Dall-e, new challenges of Artificial Intelligence

Posted 11 de October de 2022

In Technological innovation and intelligent systems

This post is also available in the following languages: Euskara, Español

Create realistic images from naturally expressed concepts, such as “an astronaut on horseback” or “a bowl of soup that looks like a monster.” And anything you can imagine, however surreal. That’s what Dall-E 2 does, the latest development in artificial intelligence (AI) systems announced by OpenAI, a research and development company co-founded by Elon Musk.

In fact, we have seen similar apps and AI systems that generate images from text or keywords. But the images generated by the latest Dall-E demo do not leave people indifferent, thanks to its quality and realism, as well as its surreal style.

The name Dall-E combines the names of the Pixar character Wall-E and the surrealist master Salvador Dalí. The tool has just been enabled for the public recently, we just have to register and enjoy asking it to create all kinds of images for you.

The company shared examples of images that Dall-E creates by combining concepts, functions, and styles in a short sentence. Thus, the phrase “a bowl of soup that looks like a plasticine monster” would give rise to this image and its variations.

Image generated by the AI Dall-E when interpreting the phrase “a bowl of soup that looks like a monster made of clay.” Image: OpenAI

Whereas “a bowl of soup that looks like a monster knitted with wool” would result in this other image—and its variants.

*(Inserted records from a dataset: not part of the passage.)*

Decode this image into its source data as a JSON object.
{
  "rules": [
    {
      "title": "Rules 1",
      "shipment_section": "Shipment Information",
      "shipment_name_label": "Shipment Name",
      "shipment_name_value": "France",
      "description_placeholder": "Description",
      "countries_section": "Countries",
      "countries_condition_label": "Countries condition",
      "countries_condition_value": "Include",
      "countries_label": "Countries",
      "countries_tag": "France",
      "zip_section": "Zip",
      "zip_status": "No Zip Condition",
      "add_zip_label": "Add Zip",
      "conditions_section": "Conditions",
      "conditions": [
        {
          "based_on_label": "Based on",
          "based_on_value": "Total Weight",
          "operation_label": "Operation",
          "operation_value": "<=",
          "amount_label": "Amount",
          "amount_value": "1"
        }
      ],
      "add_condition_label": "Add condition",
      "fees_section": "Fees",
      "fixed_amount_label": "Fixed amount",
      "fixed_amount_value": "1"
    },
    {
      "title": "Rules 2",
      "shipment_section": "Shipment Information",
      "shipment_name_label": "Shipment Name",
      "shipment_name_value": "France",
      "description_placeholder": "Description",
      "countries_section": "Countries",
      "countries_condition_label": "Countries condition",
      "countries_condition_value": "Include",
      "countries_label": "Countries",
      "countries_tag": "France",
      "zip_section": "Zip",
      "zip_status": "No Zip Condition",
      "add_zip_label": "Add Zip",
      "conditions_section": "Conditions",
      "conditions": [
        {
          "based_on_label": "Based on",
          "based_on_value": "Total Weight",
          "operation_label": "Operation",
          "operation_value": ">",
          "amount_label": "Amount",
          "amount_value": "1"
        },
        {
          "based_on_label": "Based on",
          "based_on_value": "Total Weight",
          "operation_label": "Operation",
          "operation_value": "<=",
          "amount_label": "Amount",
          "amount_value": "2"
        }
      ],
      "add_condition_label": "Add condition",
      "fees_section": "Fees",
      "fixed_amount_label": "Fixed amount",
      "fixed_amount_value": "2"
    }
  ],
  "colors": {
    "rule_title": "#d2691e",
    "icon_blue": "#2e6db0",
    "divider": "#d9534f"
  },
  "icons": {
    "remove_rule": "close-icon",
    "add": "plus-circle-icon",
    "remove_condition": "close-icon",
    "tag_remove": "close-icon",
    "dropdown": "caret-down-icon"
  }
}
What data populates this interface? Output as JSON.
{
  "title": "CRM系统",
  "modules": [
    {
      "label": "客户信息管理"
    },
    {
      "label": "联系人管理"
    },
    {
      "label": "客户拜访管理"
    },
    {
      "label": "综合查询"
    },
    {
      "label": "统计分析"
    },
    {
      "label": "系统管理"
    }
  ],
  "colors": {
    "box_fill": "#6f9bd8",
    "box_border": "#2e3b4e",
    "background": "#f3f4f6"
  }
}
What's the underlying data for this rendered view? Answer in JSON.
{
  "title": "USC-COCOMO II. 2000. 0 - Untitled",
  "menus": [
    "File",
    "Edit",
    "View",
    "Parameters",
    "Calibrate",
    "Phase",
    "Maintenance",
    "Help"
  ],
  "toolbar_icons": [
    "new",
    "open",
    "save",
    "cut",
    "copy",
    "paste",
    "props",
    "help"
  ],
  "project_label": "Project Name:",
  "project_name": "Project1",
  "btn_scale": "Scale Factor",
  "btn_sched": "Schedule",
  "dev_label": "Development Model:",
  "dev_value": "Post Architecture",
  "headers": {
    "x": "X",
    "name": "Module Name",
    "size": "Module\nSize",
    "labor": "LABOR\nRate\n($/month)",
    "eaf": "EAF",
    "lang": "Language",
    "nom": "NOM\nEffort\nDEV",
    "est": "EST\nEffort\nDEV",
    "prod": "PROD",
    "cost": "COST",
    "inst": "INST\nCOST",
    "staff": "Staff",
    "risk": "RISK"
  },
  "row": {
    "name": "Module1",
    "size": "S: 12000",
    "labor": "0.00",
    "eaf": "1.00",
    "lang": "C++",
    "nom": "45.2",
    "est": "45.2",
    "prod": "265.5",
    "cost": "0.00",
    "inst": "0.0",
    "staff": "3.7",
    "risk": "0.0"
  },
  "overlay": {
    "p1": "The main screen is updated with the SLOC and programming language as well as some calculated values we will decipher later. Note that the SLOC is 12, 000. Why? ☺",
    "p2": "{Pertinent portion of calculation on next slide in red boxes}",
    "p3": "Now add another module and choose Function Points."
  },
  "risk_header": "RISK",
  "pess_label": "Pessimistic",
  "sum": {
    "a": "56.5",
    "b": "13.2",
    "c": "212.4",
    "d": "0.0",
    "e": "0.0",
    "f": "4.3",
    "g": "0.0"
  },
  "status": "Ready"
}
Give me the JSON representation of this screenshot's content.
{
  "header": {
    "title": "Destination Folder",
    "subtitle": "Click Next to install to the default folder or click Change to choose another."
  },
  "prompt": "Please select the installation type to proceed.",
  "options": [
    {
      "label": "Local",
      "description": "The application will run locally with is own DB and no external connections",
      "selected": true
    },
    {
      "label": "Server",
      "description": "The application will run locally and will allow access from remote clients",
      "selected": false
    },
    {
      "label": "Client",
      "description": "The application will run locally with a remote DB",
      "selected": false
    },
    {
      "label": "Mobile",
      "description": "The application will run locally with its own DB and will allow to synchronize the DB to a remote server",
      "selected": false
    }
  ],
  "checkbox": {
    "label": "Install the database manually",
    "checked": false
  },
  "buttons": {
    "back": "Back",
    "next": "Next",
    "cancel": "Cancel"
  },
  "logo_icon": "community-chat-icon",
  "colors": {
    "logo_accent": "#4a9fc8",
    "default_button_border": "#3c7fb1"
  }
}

Image generated by the artificial intelligence Dall-E in response to the phrase “a bowl of soup that looks like a monster knitted with wool.” Image: OpenAI

How Dall-E works

Dall-E’s neural network “already learns the relationship between images and the text that describes them,” the researchers explained. “Not only did he understand individual objects, such as horses or astronauts,” they said, but he also understood “how objects and motions relate to each other.” This is how Dall-E “knew” how to realistically depict astronauts riding horses. To generate the Dall-E image, it uses a process called “diffusion,” which first rearranges a pattern of random dots and modifies them until the desired result is achieved, creating a “map that didn’t exist before.”

For researchers, the development of Dall-E meets three basic conditions for the development of “useful and safe” AI:

It allows the public to express themselves in a way that was previously impossible. This reveals whether the AI system “understood” what was asked in writing or, on the contrary, if it simply repeated what it had learned.

It helps to understand how AI systems see and understand the world. Compared to the first version of Dall-E, released more than a year ago, Dall-E adds 2 new features and improves the understanding and quality and complexity of images, as well as the speed at which they are generated.

You can take existing photos and create complex variations, such as changing the angle and style of the portrait.

Allows you to edit an existing image to replace one object with another, add objects that are not in the original image, taking into account styles, shadows, reflections and textures. You can even change the meaning of the image.

In the academic context, it can be useful to be able to use in infographics and presentations images that fit in a high percentage with what we want to express and avoid tedious searches on the web to find images that may be subject to copyright.

Limitations on the use of Dall-E

Until recently, in addition to limiting its usefulness (now open under registry to the general public), OpenIA has imposed some restrictions on the use of its new AI models. These restrictions are intended to prevent harmful or abusive use of the tool.